Millions of American schoolchildren have not been educated for a year because the CDC turned century-old German theories about tuberculosis into a kind of modern, state-enforced religious faith. It's enough to make you feel sick.

Yes, our authorities are just that mediocre. But the most infuriating part of it all is not that they were wrong, but that they won't admit they were wrong and apologize for it. Dr. Anthony Fauci spent much of last year pretending "six feet apart" was some kind of unquestioned, universally recognized physics principle, like gravity or photosynthesis."

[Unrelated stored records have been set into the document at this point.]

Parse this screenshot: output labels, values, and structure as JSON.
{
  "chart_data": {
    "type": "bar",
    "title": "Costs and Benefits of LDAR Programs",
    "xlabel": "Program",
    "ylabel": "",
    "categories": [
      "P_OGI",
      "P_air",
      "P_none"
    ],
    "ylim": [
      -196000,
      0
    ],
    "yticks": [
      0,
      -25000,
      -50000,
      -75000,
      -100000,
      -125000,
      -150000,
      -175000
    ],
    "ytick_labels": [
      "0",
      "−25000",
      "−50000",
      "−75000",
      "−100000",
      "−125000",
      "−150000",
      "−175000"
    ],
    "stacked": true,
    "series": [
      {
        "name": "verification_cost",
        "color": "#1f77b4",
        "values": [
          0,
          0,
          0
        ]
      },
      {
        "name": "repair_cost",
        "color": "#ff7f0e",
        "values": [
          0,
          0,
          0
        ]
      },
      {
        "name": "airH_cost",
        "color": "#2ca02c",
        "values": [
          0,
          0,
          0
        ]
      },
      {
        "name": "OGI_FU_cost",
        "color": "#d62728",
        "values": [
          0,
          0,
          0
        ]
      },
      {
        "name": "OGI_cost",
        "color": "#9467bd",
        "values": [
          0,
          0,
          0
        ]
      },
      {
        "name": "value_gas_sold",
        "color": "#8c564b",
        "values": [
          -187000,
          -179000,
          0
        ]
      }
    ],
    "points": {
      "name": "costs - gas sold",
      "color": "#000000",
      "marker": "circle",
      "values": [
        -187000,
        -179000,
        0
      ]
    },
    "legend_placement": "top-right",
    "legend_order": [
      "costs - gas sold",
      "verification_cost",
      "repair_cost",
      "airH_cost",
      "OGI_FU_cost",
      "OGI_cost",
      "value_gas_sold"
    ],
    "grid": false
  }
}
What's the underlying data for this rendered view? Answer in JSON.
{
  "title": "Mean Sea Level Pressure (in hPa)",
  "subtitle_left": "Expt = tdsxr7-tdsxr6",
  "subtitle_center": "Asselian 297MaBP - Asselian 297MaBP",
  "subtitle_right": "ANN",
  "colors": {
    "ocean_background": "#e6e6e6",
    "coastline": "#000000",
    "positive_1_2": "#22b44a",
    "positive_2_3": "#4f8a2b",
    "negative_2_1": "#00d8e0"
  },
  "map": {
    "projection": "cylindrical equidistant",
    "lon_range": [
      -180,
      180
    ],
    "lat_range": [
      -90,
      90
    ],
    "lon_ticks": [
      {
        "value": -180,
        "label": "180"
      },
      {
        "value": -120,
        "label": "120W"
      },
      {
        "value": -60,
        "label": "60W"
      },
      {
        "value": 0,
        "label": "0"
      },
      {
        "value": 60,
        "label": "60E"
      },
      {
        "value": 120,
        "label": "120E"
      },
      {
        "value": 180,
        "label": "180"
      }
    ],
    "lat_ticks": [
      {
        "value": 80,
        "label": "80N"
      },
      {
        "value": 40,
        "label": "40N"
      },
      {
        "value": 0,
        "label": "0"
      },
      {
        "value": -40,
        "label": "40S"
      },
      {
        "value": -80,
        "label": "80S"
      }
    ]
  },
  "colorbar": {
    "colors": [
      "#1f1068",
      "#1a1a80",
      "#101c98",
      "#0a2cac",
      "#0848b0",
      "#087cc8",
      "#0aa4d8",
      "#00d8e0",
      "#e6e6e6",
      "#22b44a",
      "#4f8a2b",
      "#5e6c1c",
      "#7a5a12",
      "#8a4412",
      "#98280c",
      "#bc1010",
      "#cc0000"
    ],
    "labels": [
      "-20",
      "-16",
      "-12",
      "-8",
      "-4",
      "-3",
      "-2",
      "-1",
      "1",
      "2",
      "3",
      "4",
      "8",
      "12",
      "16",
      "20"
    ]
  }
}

"The science was settled, we were told.

Or at least, was settled until last week, when the journal Clinical Infectious Diseases found that the law of six feet of social distancing isn't actually real. It's not a law. It was a guess, and it's wrong. Researchers looked at coronavirus case rates in Massachusetts school districts that required six feet of social distancing and compared those with school districts that required only three feet of social distancing (yes, there were some). Researchers found there was no statistically significant difference in coronavirus cases between the two. That wasn't just true for students; it was also true for adult staff members. The study also controlled for coronavirus rates in the surrounding communities. It was not shoddy research. It was real. Here's the conclusion:

"Lower physical distancing policies can be adopted in school settings with masking mandates without negatively impacting student or staff safety."